Hancur sekali hati saya ketika menonton video di YouTube yang mempertontonkan seorang wartawan yang kebetulan berjenis kelamin wanita dan juga kebetulan beragama Kristen yang sedang meliput kegiatan massa pada persidangan kasus dugaan penodaan agama dengan terdakwa Basuki Tjahaja Purnama atau Ahok pada 31 Januari 2017 lalu.
Apakah ini tanda-tanda bahwa dunia ini sudah mau kiamat? Apakah ini tanda-tanda bahwa Indonesia akan berjalan menuju negara yang intoleran terhadap perbedaan agama? Apakah ini tandanya bahwa rumah Pancasila yang dibangun di atas tetesan darah dan air mata para pahlawan negeri kita akan perlahan-lahan runtuh?
Dua hari lalu ketika saya membaca pemberitaan di kompas.com tentang adanya 3 wartawan yang diamankan oleh massa kontra Ahok dan saya membaca kutipan disana yang mengatakan bahwa wartawan-wartawan ini sempat di-interview oleh kelompok GNPF (Gerakan Nasional Pembela Fatwa), tidak sedikitpun terbesit di benak saya bahwa situasinya seperti apa yang dipertontonkan di video di atas.

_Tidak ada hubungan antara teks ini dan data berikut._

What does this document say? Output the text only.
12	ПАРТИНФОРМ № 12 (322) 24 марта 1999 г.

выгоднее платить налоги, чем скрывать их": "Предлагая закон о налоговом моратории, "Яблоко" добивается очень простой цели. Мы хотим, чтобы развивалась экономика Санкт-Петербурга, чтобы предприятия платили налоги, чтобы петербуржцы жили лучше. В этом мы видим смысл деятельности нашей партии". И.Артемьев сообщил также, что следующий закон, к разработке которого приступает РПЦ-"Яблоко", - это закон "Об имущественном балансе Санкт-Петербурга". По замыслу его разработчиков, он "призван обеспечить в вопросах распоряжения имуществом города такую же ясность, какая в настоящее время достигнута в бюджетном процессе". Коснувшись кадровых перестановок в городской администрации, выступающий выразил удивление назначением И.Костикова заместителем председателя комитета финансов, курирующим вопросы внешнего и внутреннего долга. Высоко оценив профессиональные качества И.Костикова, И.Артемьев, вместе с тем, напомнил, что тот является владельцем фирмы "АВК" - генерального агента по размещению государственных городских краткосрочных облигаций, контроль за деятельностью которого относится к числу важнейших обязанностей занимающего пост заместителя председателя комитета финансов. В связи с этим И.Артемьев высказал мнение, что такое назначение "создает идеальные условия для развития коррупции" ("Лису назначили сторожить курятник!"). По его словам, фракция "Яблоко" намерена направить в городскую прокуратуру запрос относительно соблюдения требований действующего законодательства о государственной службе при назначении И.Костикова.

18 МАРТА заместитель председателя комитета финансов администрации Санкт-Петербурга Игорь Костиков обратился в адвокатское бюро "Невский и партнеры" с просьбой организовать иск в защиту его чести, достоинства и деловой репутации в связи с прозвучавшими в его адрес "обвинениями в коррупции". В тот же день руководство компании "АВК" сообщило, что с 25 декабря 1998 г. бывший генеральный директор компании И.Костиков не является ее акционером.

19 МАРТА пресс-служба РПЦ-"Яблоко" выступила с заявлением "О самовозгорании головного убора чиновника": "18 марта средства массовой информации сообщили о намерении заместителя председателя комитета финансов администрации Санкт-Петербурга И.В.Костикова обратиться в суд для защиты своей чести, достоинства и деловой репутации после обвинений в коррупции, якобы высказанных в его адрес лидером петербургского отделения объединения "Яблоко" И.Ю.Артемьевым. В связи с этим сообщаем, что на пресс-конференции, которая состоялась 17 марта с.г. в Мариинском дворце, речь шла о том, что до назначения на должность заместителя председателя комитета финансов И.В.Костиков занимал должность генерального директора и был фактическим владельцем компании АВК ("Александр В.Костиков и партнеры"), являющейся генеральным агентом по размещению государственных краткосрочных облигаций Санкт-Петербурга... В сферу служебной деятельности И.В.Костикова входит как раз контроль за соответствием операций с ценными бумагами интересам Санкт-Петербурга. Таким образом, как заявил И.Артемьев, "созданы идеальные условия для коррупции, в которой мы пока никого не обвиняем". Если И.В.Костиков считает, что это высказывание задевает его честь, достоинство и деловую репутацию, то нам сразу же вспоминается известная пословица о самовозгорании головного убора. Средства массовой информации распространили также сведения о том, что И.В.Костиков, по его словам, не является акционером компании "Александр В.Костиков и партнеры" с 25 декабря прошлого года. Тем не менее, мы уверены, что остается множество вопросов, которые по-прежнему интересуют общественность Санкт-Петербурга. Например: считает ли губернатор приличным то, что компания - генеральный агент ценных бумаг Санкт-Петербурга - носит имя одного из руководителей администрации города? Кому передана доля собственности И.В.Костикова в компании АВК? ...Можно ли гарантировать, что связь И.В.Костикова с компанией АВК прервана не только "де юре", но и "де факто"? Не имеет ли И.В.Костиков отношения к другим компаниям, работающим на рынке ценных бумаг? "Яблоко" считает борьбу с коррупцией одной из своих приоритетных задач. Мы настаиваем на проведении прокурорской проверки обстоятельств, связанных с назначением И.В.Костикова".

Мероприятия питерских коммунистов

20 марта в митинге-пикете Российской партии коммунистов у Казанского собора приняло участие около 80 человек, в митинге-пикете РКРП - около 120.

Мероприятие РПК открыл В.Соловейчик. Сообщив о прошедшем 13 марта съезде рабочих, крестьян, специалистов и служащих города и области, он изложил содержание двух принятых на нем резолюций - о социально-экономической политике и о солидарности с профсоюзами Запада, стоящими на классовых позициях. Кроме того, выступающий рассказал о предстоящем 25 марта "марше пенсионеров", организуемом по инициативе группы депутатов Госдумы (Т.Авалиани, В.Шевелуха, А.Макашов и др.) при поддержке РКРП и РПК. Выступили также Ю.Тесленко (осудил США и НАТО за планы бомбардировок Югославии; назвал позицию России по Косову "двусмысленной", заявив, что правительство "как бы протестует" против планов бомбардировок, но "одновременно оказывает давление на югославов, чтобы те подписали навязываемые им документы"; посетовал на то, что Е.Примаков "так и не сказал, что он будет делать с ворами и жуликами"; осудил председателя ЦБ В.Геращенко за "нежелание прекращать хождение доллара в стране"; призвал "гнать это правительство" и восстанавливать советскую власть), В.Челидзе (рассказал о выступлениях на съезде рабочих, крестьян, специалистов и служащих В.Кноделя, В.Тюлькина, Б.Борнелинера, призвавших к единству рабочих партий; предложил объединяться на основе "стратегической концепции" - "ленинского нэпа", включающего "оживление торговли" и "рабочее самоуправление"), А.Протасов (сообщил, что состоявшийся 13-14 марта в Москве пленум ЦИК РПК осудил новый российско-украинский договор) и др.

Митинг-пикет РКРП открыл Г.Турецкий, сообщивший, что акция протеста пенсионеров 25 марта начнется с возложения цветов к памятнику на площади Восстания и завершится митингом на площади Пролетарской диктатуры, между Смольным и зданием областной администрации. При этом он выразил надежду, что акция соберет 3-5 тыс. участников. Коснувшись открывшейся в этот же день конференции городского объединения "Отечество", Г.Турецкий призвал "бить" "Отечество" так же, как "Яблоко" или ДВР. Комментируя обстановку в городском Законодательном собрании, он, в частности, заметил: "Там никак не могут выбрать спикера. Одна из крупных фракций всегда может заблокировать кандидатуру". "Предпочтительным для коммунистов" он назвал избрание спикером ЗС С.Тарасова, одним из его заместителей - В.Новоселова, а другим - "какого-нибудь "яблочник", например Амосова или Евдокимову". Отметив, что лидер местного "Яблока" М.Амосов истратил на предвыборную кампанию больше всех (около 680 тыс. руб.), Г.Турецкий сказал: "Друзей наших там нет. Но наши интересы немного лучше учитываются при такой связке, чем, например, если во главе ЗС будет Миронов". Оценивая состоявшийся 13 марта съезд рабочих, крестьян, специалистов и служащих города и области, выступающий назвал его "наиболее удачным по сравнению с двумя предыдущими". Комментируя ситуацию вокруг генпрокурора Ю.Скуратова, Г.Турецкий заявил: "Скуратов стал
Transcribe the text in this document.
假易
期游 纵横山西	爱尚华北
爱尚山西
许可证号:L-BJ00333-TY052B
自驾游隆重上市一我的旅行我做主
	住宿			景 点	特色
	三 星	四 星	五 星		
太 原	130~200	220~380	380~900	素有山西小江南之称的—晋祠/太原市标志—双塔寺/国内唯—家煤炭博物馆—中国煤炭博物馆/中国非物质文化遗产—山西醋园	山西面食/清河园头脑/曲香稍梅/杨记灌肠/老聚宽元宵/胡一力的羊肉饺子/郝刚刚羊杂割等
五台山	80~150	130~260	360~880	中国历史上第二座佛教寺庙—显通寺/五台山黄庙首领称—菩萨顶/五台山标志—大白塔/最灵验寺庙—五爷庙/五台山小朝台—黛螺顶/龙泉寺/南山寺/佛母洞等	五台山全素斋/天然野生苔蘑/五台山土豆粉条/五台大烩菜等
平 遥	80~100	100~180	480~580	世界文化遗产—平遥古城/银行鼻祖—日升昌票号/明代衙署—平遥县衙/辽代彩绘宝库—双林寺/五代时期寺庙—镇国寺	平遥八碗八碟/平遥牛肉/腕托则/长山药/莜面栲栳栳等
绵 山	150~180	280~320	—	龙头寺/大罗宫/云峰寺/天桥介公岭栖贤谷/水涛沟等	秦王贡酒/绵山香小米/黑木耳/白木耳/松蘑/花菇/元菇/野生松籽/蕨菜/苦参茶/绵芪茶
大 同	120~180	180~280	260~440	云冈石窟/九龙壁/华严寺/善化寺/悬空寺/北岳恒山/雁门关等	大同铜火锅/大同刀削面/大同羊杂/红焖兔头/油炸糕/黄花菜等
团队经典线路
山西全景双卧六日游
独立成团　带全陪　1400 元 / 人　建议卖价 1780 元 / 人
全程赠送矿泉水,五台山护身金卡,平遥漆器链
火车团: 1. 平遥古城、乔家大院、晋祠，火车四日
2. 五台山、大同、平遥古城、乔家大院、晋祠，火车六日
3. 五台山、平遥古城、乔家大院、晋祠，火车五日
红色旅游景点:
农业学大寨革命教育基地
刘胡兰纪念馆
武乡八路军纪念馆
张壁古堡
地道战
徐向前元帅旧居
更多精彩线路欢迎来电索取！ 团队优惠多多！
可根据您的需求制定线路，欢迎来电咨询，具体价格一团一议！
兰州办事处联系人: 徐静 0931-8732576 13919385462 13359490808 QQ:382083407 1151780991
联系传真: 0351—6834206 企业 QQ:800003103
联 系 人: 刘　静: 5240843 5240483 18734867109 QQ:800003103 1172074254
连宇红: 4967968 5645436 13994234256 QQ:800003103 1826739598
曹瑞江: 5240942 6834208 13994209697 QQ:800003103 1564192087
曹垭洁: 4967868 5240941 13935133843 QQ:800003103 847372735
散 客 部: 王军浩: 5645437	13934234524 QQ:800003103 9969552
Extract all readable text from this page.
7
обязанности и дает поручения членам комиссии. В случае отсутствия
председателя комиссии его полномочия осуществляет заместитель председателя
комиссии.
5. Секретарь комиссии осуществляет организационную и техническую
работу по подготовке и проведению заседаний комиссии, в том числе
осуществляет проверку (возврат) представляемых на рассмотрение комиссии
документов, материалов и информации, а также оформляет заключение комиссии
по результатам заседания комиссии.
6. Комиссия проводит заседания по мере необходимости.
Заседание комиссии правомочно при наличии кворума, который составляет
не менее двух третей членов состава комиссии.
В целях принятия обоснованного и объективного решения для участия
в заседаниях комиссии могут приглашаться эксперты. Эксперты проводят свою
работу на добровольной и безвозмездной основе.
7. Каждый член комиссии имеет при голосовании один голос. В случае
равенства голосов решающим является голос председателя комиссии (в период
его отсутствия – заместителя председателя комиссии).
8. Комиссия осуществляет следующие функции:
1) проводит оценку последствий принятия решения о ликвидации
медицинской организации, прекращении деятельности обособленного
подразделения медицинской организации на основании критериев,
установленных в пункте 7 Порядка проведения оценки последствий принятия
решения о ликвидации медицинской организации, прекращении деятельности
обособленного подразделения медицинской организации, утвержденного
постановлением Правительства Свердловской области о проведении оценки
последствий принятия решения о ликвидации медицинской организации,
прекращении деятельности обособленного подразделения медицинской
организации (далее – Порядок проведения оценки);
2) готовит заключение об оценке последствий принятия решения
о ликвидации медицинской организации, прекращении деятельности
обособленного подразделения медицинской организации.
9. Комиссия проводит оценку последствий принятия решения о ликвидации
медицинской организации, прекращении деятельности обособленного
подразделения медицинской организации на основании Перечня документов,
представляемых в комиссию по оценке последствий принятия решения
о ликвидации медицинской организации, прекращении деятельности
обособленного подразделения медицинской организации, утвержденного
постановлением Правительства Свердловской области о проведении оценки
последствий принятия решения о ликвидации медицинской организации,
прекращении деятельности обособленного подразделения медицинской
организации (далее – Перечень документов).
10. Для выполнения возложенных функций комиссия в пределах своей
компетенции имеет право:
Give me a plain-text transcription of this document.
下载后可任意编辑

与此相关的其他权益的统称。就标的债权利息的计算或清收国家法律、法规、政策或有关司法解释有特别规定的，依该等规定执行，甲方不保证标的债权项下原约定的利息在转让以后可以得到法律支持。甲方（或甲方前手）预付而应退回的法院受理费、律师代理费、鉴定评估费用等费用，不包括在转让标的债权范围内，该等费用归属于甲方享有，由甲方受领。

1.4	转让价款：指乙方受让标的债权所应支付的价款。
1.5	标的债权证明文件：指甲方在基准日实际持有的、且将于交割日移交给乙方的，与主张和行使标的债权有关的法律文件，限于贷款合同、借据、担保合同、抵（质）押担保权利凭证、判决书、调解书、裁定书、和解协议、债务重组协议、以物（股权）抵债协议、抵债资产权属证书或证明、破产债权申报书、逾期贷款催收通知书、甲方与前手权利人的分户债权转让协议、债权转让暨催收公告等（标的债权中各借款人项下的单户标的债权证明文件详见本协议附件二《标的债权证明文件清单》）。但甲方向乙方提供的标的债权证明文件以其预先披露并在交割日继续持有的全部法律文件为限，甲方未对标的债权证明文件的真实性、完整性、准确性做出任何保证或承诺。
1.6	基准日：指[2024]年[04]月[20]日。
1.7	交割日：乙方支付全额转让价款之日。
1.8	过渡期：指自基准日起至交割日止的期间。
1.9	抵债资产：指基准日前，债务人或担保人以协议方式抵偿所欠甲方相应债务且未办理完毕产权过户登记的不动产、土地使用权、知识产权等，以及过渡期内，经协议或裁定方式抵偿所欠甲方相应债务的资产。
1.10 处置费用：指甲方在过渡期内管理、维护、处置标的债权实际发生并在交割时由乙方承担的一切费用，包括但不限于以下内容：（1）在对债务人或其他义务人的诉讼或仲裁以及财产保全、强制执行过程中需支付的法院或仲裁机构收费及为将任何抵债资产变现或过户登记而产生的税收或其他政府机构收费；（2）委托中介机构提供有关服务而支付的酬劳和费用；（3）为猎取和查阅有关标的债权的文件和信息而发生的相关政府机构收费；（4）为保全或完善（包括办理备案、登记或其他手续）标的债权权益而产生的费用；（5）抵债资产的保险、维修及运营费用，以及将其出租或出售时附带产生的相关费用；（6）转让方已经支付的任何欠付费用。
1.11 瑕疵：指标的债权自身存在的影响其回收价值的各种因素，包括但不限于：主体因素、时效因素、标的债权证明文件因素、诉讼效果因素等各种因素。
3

Hari ini, telah saya tonton videonya dan saya lihat lagi foto wartawan di pemberitaan kompas.com, saya pastikan mereka adalah 1 orang yang sama, yang artinya video yang beredar ini bukanlah rekayasa dan bukanlah diambil pada waktu yang berbeda.
Perih sekali rasanya hati saya ketika menulis tulisan ini. Apakah Indonesia masih rumah kami? Apakah ini tandanya bahwa kami harus memalsukan agama kami agar mendapatkan perlakuan yang sopan dari mereka? Apakah artinya saya harus melakukan operasi plastik terhadap mata saya agar tidak sipit dan menutupi semua bagian tubuh saya yang berwarna putih kekuningan ini? Apakah ini tandanya bahwa kami harus memalsukan KTP kami demi keamanan dan keselamatan kami?
“Ada tiga orang yang sempat diamankan, dua orang laki-laki dan satu orang perempuan,” ujar Kepala Bagian Operasi Polres Metro Jakarta Selatan, AKBP Donny Alexander kepada Kompas.com, Selasa sore yang dilansir disini.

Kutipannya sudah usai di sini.